Brandon Tartikoff Legacy Lives On Through NATPE Award Winners
Sarandos gushed, “One of the great honors of my life is to be here tonight and be with my friend, Jane Fonda. My brave hero.” When he listed The Electric Horseman as his favorite Fonda film, TV monitors in the ballroom captured her mouth open and eyes wide.
Along with Fonda, the awards went to actor Tom Selleck, producer Greg Berlanti, TNT and TBS chief Kevin Reilly and Cesar Conde, chairman of the NBCUniversal International Group and NBCUniversal Television Enterprises. The 90-minute program, which is not televised or streamed, featured speeches that struck heartfelt notes and went longer than any Emmy acceptance would.
Selleck ruminated on his long career and his approach to the craft of acting, deadpanning with a face so straight the joke was barely perceptible, “Forgive me if we’re here a couple of hours. I believe I deserve this.”
He recalled his work on Magnum, P.I., his first full-blown show business job, as a bit strenuous at first as he experimented constantly. Eventually, he realized, “The audience doesn’t want to see the work. It should, in fact, look easy.”
Conde, who has led NBCUniversal’s Hispanic efforts to a turnaround in the ratings, noted that even with an explosion of entertainment choices, “Spanish is still the No. 1 choice in Hispanic media. Hispanics are tech-savvy and multi-platform. Television continues to be incredibly important to this audience. To them, television is more than entertainment, more than aspiration. It’s a lifeline to information and a reflection of who they are.”
Berlanti, who has 11 shows on the air and has become a hugely valuable asset for Warner Bros., gave a playful shoutout to Selleck during his otherwise stirringly sincere remarks. He thanked Tartikoff, the legendary NBC programming czar, for filling the NBC schedule with so many influential shows. Then he addressed Selleck: “As a closeted gay kid growing up in the ’80s, I would like to thank you for popularizing men wearing short shorts.”

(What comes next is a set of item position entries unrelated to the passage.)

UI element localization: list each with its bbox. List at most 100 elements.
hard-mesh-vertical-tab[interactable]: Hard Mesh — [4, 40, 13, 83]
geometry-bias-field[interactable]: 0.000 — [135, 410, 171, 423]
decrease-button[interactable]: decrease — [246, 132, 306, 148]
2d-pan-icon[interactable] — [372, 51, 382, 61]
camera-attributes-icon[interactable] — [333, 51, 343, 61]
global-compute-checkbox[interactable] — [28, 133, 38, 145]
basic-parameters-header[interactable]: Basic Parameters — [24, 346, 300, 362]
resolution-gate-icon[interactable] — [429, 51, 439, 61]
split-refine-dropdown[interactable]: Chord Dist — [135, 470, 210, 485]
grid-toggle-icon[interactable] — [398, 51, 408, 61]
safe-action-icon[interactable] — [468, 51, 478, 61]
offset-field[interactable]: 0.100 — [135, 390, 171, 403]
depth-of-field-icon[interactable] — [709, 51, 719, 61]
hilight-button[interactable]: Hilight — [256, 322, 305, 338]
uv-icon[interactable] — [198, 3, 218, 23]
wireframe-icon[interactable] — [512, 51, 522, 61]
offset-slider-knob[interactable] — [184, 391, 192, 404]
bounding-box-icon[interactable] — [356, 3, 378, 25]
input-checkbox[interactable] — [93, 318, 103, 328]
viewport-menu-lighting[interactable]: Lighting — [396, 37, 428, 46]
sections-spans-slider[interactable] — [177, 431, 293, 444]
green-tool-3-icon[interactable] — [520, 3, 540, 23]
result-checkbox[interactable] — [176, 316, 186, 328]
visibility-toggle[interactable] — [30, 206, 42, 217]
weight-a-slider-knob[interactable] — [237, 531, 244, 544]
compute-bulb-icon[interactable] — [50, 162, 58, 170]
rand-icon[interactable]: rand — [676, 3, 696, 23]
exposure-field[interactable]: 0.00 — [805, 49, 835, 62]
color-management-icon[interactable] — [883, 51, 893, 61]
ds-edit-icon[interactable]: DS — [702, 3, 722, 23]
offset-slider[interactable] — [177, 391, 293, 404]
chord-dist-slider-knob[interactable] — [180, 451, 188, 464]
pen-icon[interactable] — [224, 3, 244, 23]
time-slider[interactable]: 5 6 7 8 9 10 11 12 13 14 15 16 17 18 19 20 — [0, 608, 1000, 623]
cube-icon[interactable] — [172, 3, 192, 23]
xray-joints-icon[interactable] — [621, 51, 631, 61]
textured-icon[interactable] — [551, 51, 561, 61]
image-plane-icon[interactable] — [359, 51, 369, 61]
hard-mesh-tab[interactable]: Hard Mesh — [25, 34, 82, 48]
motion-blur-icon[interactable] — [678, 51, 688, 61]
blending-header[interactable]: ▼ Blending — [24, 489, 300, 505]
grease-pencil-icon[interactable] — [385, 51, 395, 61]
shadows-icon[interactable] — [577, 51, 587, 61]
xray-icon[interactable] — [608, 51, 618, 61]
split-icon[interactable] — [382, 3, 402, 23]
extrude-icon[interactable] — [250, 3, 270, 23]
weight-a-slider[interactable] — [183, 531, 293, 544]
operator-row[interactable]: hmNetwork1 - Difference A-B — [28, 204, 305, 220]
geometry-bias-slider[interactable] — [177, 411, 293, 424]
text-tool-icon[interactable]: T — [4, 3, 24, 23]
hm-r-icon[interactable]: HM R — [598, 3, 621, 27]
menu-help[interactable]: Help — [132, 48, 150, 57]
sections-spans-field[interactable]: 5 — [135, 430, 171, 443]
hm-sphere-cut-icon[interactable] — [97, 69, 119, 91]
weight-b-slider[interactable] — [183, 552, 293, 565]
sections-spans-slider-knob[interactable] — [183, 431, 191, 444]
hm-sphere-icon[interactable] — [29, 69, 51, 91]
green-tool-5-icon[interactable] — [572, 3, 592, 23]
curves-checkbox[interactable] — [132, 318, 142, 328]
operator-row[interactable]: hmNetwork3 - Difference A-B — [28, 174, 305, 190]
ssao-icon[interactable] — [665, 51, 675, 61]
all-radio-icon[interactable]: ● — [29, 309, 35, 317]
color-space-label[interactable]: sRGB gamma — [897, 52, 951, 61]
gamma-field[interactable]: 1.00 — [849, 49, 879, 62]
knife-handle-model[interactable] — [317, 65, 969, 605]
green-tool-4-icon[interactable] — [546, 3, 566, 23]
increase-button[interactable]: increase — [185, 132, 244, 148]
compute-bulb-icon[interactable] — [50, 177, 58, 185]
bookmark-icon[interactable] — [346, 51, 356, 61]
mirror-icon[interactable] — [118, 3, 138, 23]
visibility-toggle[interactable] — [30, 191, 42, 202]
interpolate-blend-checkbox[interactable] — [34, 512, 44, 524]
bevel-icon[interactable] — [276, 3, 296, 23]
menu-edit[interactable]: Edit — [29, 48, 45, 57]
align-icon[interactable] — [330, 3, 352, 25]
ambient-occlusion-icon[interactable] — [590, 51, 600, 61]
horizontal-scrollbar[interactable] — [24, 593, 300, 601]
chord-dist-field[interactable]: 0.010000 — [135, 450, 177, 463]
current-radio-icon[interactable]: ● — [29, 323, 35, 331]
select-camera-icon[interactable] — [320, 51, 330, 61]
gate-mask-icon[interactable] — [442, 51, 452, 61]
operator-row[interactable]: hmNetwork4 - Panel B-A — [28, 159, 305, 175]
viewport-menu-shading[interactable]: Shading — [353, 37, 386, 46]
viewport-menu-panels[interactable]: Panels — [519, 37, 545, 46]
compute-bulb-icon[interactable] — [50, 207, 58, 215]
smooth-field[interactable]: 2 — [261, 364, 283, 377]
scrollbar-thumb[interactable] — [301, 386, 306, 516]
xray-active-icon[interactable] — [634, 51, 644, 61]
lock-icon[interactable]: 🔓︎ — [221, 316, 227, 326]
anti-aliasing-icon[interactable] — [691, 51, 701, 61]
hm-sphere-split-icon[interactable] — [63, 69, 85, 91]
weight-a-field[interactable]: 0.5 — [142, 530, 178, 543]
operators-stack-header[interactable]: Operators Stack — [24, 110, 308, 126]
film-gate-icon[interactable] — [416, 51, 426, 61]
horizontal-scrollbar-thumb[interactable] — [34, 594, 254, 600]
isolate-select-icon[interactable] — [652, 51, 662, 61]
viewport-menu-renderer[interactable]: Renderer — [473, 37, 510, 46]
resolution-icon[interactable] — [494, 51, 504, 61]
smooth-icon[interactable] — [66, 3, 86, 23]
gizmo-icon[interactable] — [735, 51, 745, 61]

Tartikoff died in 1997, the year Berlanti started working in television. In that spirit of ships passing, he quoted an anecdote from when Franklin D. Roosevelt’s casket was being saluted by two men as it was rolled through Warm Springs, Ga. When one of them collapsed in grief, the other asked, “What’s wrong? Did you know the president?” And the grief-stricken man answered, “‘No. But he knew me.’ I felt that way about Brandon Tartikoff.”
Reilly hit several heartwarming notes as well. His speech hit a high note, at least for industry sorts, when he aimed yet more darts at NBC, where he had worked first as a young exec under Tartikoff and then as president in the 2000s, presiding over its swan dive from the top of the ratings.
The Turner exec remembered taking a moment on his first day back at the network to fully take stock of the fact that he was sitting in Tartikoff’s former office. “And then I went out the side door,” he murmured, “as I had watched Brandon do so many times before, and I walked right off that cliff, through Mr. Toad’s Wild Ride down to the bottom of a shit-heap, which became one of the great learning experiences of my life and one that I was happy to leave in the rear-view mirror. It was about as much fun as a shit-heap can be. And I learned that sometimes you shouldn’t make a major career decision completely from the heart.”